Il y a vingt ans, la loi du 28 octobre 1997 mettait fin au service militaire obligatoire en France et, par extension, au statut des objecteurs de conscience ainsi qu’au service national de la coopération qui était accompli essentiellement en Afrique. En 1985, 12 000 coopérants se trouvaient sur le continent noir pour une période de près de deux ans, soit deux années scolaires, car la grande majorité de ces jeunes hommes enseignaient dans des établissements très divers, allant du petit séminaire au lycée agricole, en passant par les nombreux collèges d’enseignement général (CEG) au statut proche de leurs homologues français. Ils préparaient les jeunes au BEPC, diplôme alors prestigieux, ainsi qu’à tous les baccalauréats y compris le célèbre Bac G, vilipendé dans une chanson de Michel Sardou mais fort bien adapté à certains métiers de comptabilité ou de secrétariat de direction.

« Les curés sac au dos »

Ultime héritage du service militaire pour les religieux et du fameux slogan laïcard « Les curés sac au dos », des séminaristes français devenaient instituteurs à Ouagadougou ou Bobo-Dioulasso voire enseignaient le latin à Bamako ou Brazzaville, envoyés là-bas par des ministres de la coopération presque tous francs-maçons.

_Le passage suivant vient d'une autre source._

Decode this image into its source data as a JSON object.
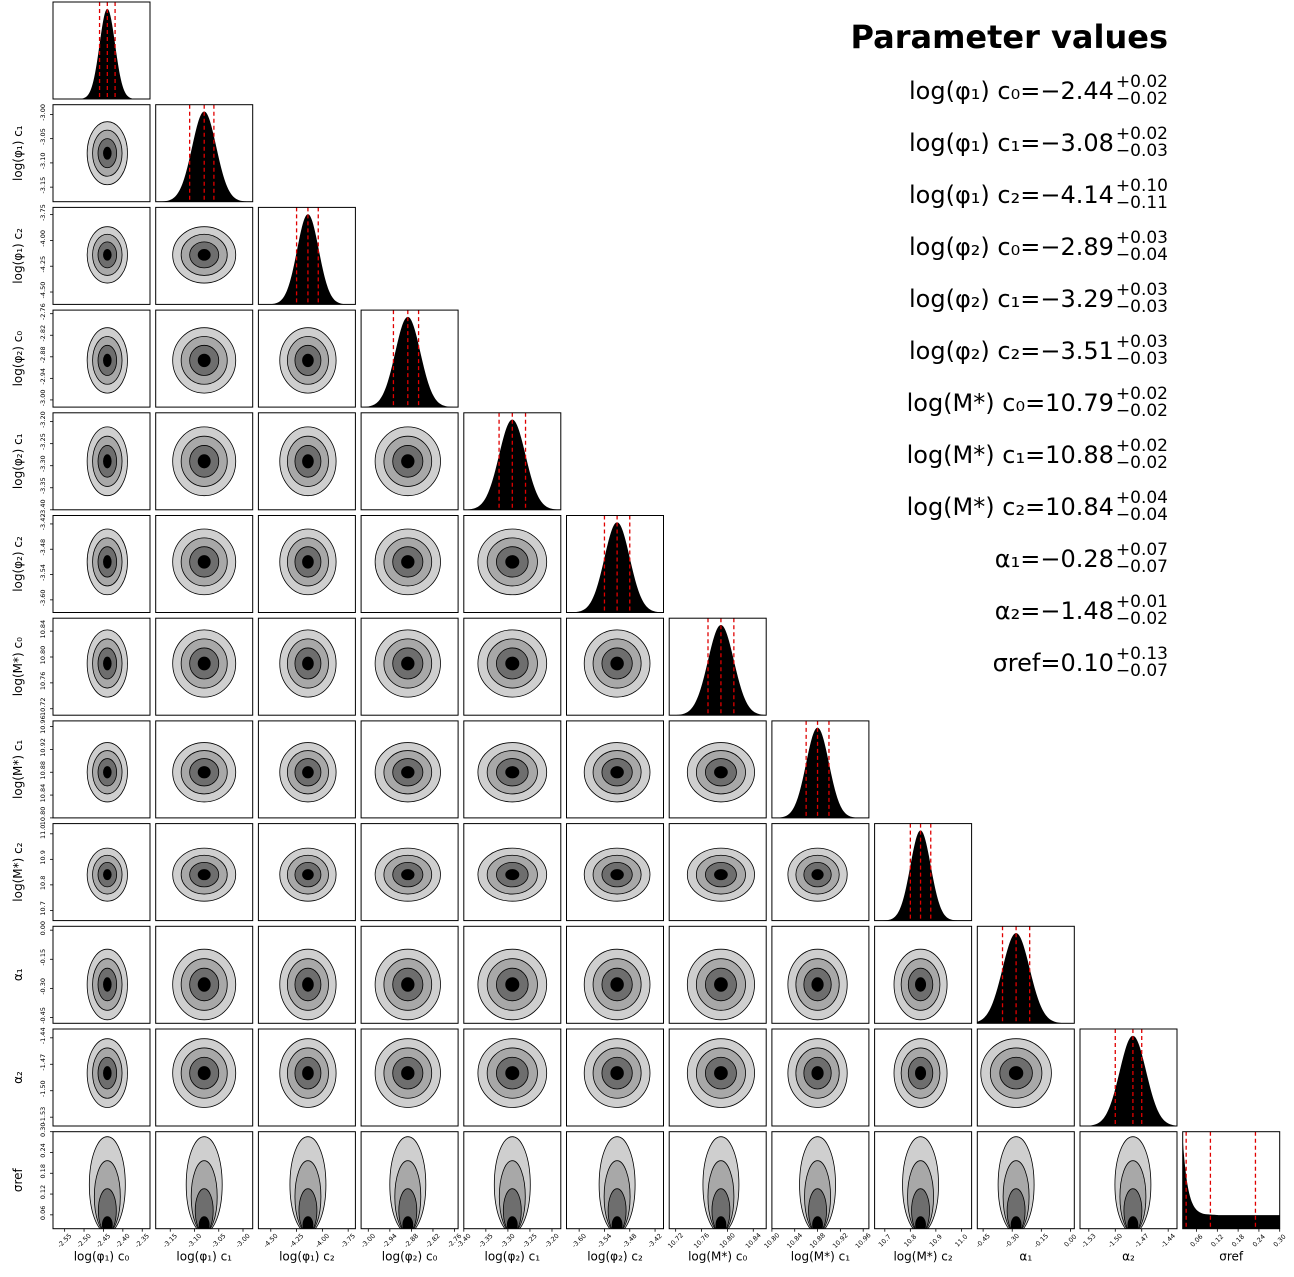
{
  "summary": {
    "title": "Parameter values",
    "rows": [
      {
        "label": "log(φ₁) c₀",
        "value": "−2.44",
        "plus": "+0.02",
        "minus": "−0.02"
      },
      {
        "label": "log(φ₁) c₁",
        "value": "−3.08",
        "plus": "+0.02",
        "minus": "−0.03"
      },
      {
        "label": "log(φ₁) c₂",
        "value": "−4.14",
        "plus": "+0.10",
        "minus": "−0.11"
      },
      {
        "label": "log(φ₂) c₀",
        "value": "−2.89",
        "plus": "+0.03",
        "minus": "−0.04"
      },
      {
        "label": "log(φ₂) c₁",
        "value": "−3.29",
        "plus": "+0.03",
        "minus": "−0.03"
      },
      {
        "label": "log(φ₂) c₂",
        "value": "−3.51",
        "plus": "+0.03",
        "minus": "−0.03"
      },
      {
        "label": "log(M*) c₀",
        "value": "10.79",
        "plus": "+0.02",
        "minus": "−0.02"
      },
      {
        "label": "log(M*) c₁",
        "value": "10.88",
        "plus": "+0.02",
        "minus": "−0.02"
      },
      {
        "label": "log(M*) c₂",
        "value": "10.84",
        "plus": "+0.04",
        "minus": "−0.04"
      },
      {
        "label": "α₁",
        "value": "−0.28",
        "plus": "+0.07",
        "minus": "−0.07"
      },
      {
        "label": "α₂",
        "value": "−1.48",
        "plus": "+0.01",
        "minus": "−0.02"
      },
      {
        "label": "σref",
        "value": "0.10",
        "plus": "+0.13",
        "minus": "−0.07"
      }
    ]
  },
  "chart_data": {
    "type": "corner",
    "parameters": [
      {
        "label": "log(φ₁) c₀",
        "median": -2.44,
        "p16": -2.46,
        "p84": -2.42,
        "range": [
          -2.58,
          -2.33
        ],
        "ticks": [
          "-2.55",
          "-2.50",
          "-2.45",
          "-2.40",
          "-2.35"
        ],
        "tick_values": [
          -2.55,
          -2.5,
          -2.45,
          -2.4,
          -2.35
        ]
      },
      {
        "label": "log(φ₁) c₁",
        "median": -3.08,
        "p16": -3.11,
        "p84": -3.06,
        "range": [
          -3.18,
          -2.98
        ],
        "ticks": [
          "-3.15",
          "-3.10",
          "-3.05",
          "-3.00"
        ],
        "tick_values": [
          -3.15,
          -3.1,
          -3.05,
          -3.0
        ]
      },
      {
        "label": "log(φ₁) c₂",
        "median": -4.14,
        "p16": -4.25,
        "p84": -4.04,
        "range": [
          -4.62,
          -3.68
        ],
        "ticks": [
          "-4.50",
          "-4.25",
          "-4.00",
          "-3.75"
        ],
        "tick_values": [
          -4.5,
          -4.25,
          -4.0,
          -3.75
        ]
      },
      {
        "label": "log(φ₂) c₀",
        "median": -2.89,
        "p16": -2.93,
        "p84": -2.86,
        "range": [
          -3.02,
          -2.75
        ],
        "ticks": [
          "-3.00",
          "-2.94",
          "-2.88",
          "-2.82",
          "-2.76"
        ],
        "tick_values": [
          -3.0,
          -2.94,
          -2.88,
          -2.82,
          -2.76
        ]
      },
      {
        "label": "log(φ₂) c₁",
        "median": -3.29,
        "p16": -3.32,
        "p84": -3.26,
        "range": [
          -3.4,
          -3.18
        ],
        "ticks": [
          "-3.40",
          "-3.35",
          "-3.30",
          "-3.25",
          "-3.20"
        ],
        "tick_values": [
          -3.4,
          -3.35,
          -3.3,
          -3.25,
          -3.2
        ]
      },
      {
        "label": "log(φ₂) c₂",
        "median": -3.51,
        "p16": -3.54,
        "p84": -3.48,
        "range": [
          -3.63,
          -3.4
        ],
        "ticks": [
          "-3.60",
          "-3.54",
          "-3.48",
          "-3.42"
        ],
        "tick_values": [
          -3.6,
          -3.54,
          -3.48,
          -3.42
        ]
      },
      {
        "label": "log(M*) c₀",
        "median": 10.79,
        "p16": 10.77,
        "p84": 10.81,
        "range": [
          10.71,
          10.86
        ],
        "ticks": [
          "10.72",
          "10.76",
          "10.80",
          "10.84"
        ],
        "tick_values": [
          10.72,
          10.76,
          10.8,
          10.84
        ]
      },
      {
        "label": "log(M*) c₁",
        "median": 10.88,
        "p16": 10.86,
        "p84": 10.9,
        "range": [
          10.8,
          10.97
        ],
        "ticks": [
          "10.80",
          "10.84",
          "10.88",
          "10.92",
          "10.96"
        ],
        "tick_values": [
          10.8,
          10.84,
          10.88,
          10.92,
          10.96
        ]
      },
      {
        "label": "log(M*) c₂",
        "median": 10.84,
        "p16": 10.8,
        "p84": 10.88,
        "range": [
          10.66,
          11.04
        ],
        "ticks": [
          "10.7",
          "10.8",
          "10.9",
          "11.0"
        ],
        "tick_values": [
          10.7,
          10.8,
          10.9,
          11.0
        ]
      },
      {
        "label": "α₁",
        "median": -0.28,
        "p16": -0.35,
        "p84": -0.21,
        "range": [
          -0.48,
          0.02
        ],
        "ticks": [
          "-0.45",
          "-0.30",
          "-0.15",
          "0.00"
        ],
        "tick_values": [
          -0.45,
          -0.3,
          -0.15,
          0.0
        ]
      },
      {
        "label": "α₂",
        "median": -1.48,
        "p16": -1.5,
        "p84": -1.47,
        "range": [
          -1.54,
          -1.43
        ],
        "ticks": [
          "-1.53",
          "-1.50",
          "-1.47",
          "-1.44"
        ],
        "tick_values": [
          -1.53,
          -1.5,
          -1.47,
          -1.44
        ]
      },
      {
        "label": "σref",
        "median": 0.1,
        "p16": 0.03,
        "p84": 0.23,
        "range": [
          0.02,
          0.3
        ],
        "ticks": [
          "0.06",
          "0.12",
          "0.18",
          "0.24",
          "0.30"
        ],
        "tick_values": [
          0.06,
          0.12,
          0.18,
          0.24,
          0.3
        ]
      }
    ],
    "diagonal": "1D marginal histograms (black fill), dashed red lines at 16th/50th/84th percentiles",
    "off_diagonal": "2D density contours (grayscale filled levels)",
    "colors": {
      "hist_fill": "#000000",
      "quantile_line": "#e00000",
      "contour_levels": [
        "#cfcfcf",
        "#a8a8a8",
        "#6e6e6e",
        "#000000"
      ]
    }
  }
}
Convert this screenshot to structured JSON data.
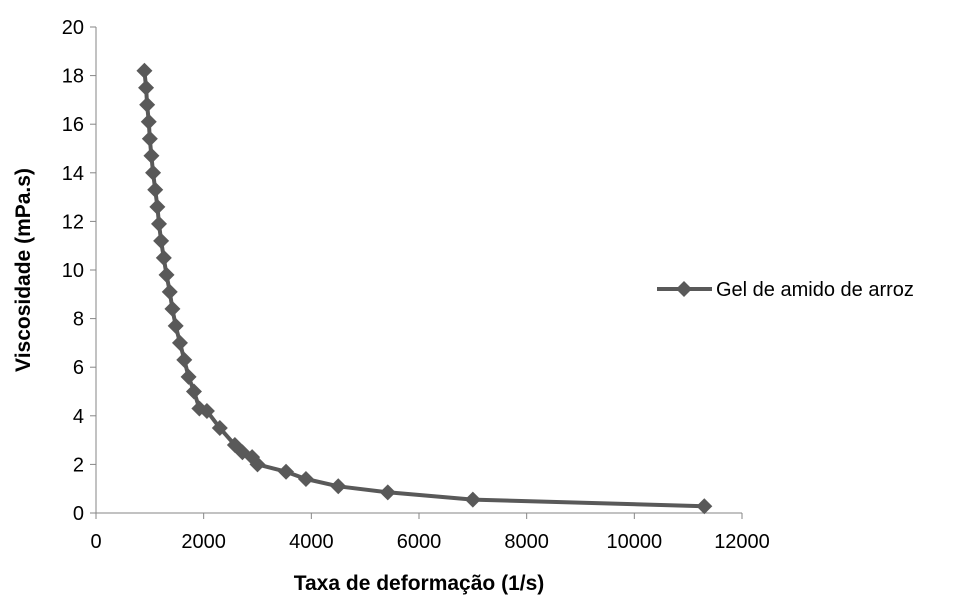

Les internes en médecine, après un stage de formation à Libourne (Gironde), allaient faire de la médecine de brousse dans des dispensaires de petites villes où l’on n’avait jamais vu d’Européens. Bien souvent d’ailleurs, nos « pioupious sans fusil » étaient les premiers Blancs que découvraient les enfants africains et les villageois, avec les dictées et le calcul. Généralement, ces missionnaires de la République apprenaient le lieu de leur affectation dans un local situé au lycée parisien Janson-de-Sailly, juste en face de la librairie où officiait, juste avant son martyre, Pierre Brossolette.

On pourrait ajouter à ce service civil indissociable du service militaire les postes prestigieux de professeur de droit ou de médecine réservés aux jeunes agrégés. On enseignait le droit public à Yaoundé ou la chirurgie à Dakar avec une rémunération confortable. Un juriste « faisait du CFA » à Abidjan, disaient les méchantes langues, et revenait en France avec une Mercedes. A l’inverse, les coopérants du service national avaient une modeste rétribution qui rendait leur compétence peu coûteuse pour la France et quasi gratuite pour les pays d’accueil.

Un souvenir émouvant

Entre 1960 et 1997, presque deux générations d’Africains francophones ont été formées par des enseignants venus de l’ancien pays colonisateur, et certains en gardent un souvenir émouvant, comme également des Asiatiques de l’ancienne Indochine. Ces jeunes coopérants étaient d’ailleurs souvent anticolonialistes et antimilitaristes, un peu comme leurs homologues américains de l’US Aid et du Peace Corps, créé par Kennedy et toujours en activité.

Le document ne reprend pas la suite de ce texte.